Alors j’ai l’habitude de couvrir d’autres régions que l’Ukraine, où cette question pourrait éventuellement un petit peu plus entrer en jeu. Mais ici, pas du tout. D’abord, la façon dont les gens nous traitent, c’est exactement de la même façon, qu’on soit un homme ou une femme. Peut-être qu’éventuellement, à certains moments, la présence de deux femmes dans une équipe peut éventuellement surprendre. Ou peut-être que notre approche, elle, est peut-être moins 'virile' sur les questions militaires. Et non, je n’ai pas l’impression que ça fasse une différence particulière.
Comment éviter le pathos dans un reportage lorsqu’on est en face de personnes qui souffrent psychologiquement et physiquement ?

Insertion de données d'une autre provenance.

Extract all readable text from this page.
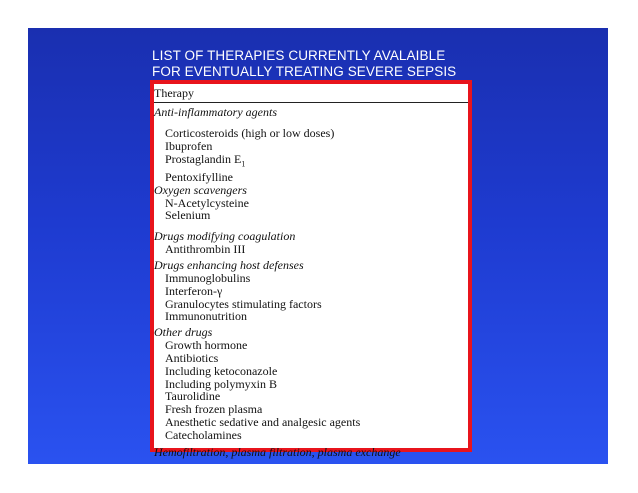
LIST OF THERAPIES CURRENTLY AVALAIBLE
FOR EVENTUALLY TREATING SEVERE SEPSIS
Therapy
Anti-inflammatory agents
Corticosteroids (high or low doses)
Ibuprofen
Prostaglandin $E_1$
Pentoxifylline
Oxygen scavengers
N-Acetylcysteine
Selenium
Drugs modifying coagulation
Antithrombin III
Drugs enhancing host defenses
Immunoglobulins
Interferon-γ
Granulocytes stimulating factors
Immunonutrition
Other drugs
Growth hormone
Antibiotics
Including ketoconazole
Including polymyxin B
Taurolidine
Fresh frozen plasma
Anesthetic sedative and analgesic agents
Catecholamines
Hemofiltration, plasma filtration, plasma exchange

Alors c’est une question qu’on se pose en permanence en reportage, lorsqu’on est sur des choses dures, parce que je pense qu’il faut éviter de confondre une chose, c’est pathos et sensibilité. Le reportage, c’est une écriture avec la sensibilité, le reportage, c’est une personne qui va sur place pour apporter des faits. Et à partir du moment où c’est une personne, on assume cette sensibilité-là. Puisque le reportage s’écrit avec les sens. Comme la photographie s’écrit avec la lumière et le reportage, ça s’écrit avec vos oreilles, avec votre nez, avec vos yeux, avec vos mots, et avec votre ressenti physique, avec votre intelligence émotionnelle.
Alors, une fois qu’on ressent ça et qu'on se le prend – je vous laisse imaginer ici – en pleine figure. Il faut savoir la canaliser cette émotion, elle n’est pas juste gratuite, elle n’est pas là pour déborder à ce moment-là. C’est effectivement du pathos. Le travail du journaliste, c’est justement d’utiliser cette émotion comme vecteur d’une information, qui va être canalisée puisqu’elle est contextualisée. Elle est argumentée, elle est appuyée de fait, et elle est vérifiée.
On termine avec cette question récurrente des auditeurs : savez-vous ce que deviennent les gens que vous interviewez, gardez-vous des contacts avec eux ?
Alors moi je le fais quasi systématiquement, et merci les réseaux sociaux qui permettent à ce niveau-là – Facebook, WhatsApp et puis toutes les messageries Signal, Telegram et autres – de garder des liens, parce que moi j’ai besoin de savoir qui sont ces gens avec qui j’ai passé un moment.
Je vous donne juste un exemple. Nous avons passé une partie de la nuit hier, à demi enterrés dans une casemate, au niveau de la ligne de front dans le Donbass, avec trois jeunes soldats avec qui nous avons passé du temps. Pendant ce temps-là, on entendait les obus tomber toutes les 30 secondes, et nous, on était avec eux. On a passé plusieurs heures avec eux. Et vous ne discutez pas simplement de la situation. Vous discutez un moment de leur ressenti, vous échangez sur leurs relations avec leurs parents, vous partagez des moments, et vous ne partez pas en claquant la porte, et en disant que vous allez oublier ça.
Vous partez "chargés de ça", et on a besoin de savoir ce qu’ils deviennent. On a envie de le savoir, et ce n’est pas simplement à des fins journalistiques qu’on a envie d’entretenir, on a envie de continuer cette histoire, et très souvent quand c’est possible, et quand on est renvoyé sur place, moi, j’aime, j’aime retrouver des gens, oui.